Making history accessible

With Guest Blogger Hannah Lewis | Intro by Kathy Johnson

“Why won’t these dates stick in my head. What’s wrong with me? I won’t remember these events even two weeks from now so what is the point?

I remember thinking these exact words in high school while trying to memorize a list of American history dates and events for a test.

• 1863 Abraham Lincoln issues the Emancipation Proclamation
• 1865 The 13th Amendment outlaws slavery
• 1867 The U.S. buys Alaska from Russia

Fast forward 40 years. Memorizing dates and events is not very compatible with our new knowledge of how the brain actually works. Our brains are exquisitely hard-wired for stories and interesting narratives with context. Our brains work on gathering and connecting ideas and we naturally look for patterns. We remember things that can stick to something we already know.  The design of the spring ninth grade history research project is brain-friendly because it required students to connect and see patterns between events and concepts over time–the very essence of history.  I’ll let Hannah Lewis explain it in her own words:

Doing this project was incredibly interesting to me however it was somewhat difficult. My topic was the foundations of democracy.  Because it is a concept that I had to trace overtime and not an actual event or historical activity it turned out to be a little more difficult. However, this topic was something I’ve always been very interested in. I really enjoy learning about democracy, and especially how it has affected the world. I learned that democracy is one of the most coveted forms of government because it gives everyone freedom of speech and the freedom to vote for people who represent their interests.
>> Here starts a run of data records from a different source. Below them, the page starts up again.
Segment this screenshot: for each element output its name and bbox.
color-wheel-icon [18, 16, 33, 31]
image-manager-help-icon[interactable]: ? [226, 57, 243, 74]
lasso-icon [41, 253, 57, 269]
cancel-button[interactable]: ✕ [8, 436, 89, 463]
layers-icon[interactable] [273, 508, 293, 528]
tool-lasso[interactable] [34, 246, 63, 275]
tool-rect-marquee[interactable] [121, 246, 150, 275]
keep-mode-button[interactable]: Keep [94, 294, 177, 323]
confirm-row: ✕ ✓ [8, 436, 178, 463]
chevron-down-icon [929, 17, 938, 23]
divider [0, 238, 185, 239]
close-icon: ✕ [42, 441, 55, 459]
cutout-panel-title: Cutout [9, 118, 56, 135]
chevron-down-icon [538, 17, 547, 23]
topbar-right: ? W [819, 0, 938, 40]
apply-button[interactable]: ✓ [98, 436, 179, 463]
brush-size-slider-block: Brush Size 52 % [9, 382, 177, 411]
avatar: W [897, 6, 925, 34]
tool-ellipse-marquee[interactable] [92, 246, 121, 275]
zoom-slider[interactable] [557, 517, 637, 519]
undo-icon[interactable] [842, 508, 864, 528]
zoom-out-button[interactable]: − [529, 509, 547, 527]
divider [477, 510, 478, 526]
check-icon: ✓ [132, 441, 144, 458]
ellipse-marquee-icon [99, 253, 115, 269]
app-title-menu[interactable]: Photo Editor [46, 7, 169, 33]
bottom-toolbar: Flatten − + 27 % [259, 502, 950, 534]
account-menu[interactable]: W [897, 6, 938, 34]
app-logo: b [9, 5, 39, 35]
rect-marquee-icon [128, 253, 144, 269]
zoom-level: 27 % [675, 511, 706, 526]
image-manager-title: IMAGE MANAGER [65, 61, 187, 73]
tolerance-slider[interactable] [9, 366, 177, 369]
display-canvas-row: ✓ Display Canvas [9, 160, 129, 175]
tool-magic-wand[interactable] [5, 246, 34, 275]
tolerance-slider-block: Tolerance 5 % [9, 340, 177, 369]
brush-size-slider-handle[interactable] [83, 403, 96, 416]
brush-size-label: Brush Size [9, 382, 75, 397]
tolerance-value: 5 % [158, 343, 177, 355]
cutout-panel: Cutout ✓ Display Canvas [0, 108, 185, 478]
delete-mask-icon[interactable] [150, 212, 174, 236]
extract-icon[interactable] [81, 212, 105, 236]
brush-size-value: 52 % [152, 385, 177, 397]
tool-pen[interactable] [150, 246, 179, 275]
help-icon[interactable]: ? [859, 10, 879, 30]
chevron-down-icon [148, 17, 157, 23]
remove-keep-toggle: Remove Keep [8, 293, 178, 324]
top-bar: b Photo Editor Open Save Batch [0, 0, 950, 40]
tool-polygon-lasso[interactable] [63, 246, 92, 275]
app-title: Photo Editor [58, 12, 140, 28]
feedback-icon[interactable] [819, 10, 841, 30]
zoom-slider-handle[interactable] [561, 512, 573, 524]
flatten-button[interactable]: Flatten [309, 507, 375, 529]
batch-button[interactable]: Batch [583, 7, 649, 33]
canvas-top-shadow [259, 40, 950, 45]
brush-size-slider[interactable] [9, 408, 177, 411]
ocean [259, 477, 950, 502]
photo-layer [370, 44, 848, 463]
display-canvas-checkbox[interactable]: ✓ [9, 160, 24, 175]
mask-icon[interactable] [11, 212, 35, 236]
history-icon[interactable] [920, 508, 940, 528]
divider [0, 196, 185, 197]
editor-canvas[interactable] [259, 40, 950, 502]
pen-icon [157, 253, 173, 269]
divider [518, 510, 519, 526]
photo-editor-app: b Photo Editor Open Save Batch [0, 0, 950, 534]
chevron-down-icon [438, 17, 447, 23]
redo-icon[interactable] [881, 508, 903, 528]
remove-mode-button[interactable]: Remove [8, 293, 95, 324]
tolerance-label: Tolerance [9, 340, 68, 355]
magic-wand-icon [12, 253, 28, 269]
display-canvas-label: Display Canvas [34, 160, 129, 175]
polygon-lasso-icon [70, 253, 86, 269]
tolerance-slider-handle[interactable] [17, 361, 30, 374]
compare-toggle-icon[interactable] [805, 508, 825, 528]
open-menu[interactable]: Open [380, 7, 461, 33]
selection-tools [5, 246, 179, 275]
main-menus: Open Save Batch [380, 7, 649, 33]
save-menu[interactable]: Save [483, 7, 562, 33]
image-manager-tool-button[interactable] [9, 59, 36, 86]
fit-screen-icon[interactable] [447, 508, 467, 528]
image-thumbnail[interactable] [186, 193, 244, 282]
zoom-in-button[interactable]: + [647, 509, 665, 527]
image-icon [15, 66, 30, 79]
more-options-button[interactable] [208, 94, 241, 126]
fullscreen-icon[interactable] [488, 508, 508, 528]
The research process started out slow but once I got further along I found the process incredibly helpful. We started out by having to collect at least 10 note cards with notes pertaining to our topic. When it came time write our outlines, and then ultimately our papers, it went smoothly and quickly. I had all of the information I needed, perfectly organized and prepared for the final project.

By breaking the project up into small pieces, I was prepared with all of the information I needed for my paper. During the whole process, our history teacher continued to have us question our topics so we could better understand what we were researching. T his helped us develop our ideas to the fullest. This I feel is one of the best ways to teach history. We had good conversations and we continually questioned what we were learning.  This helped us to understand what we were learning and made us think about how it could apply to our daily lives.

I think the best way to maybe to improve this research project would be to give a better calendar of future due dates and events so we would could possibly get ahead or understand better what will be happening in the future of the research paper. Otherwise I really enjoyed this project, I got to learn and investigate a political concept that I’m very interested in: democracy.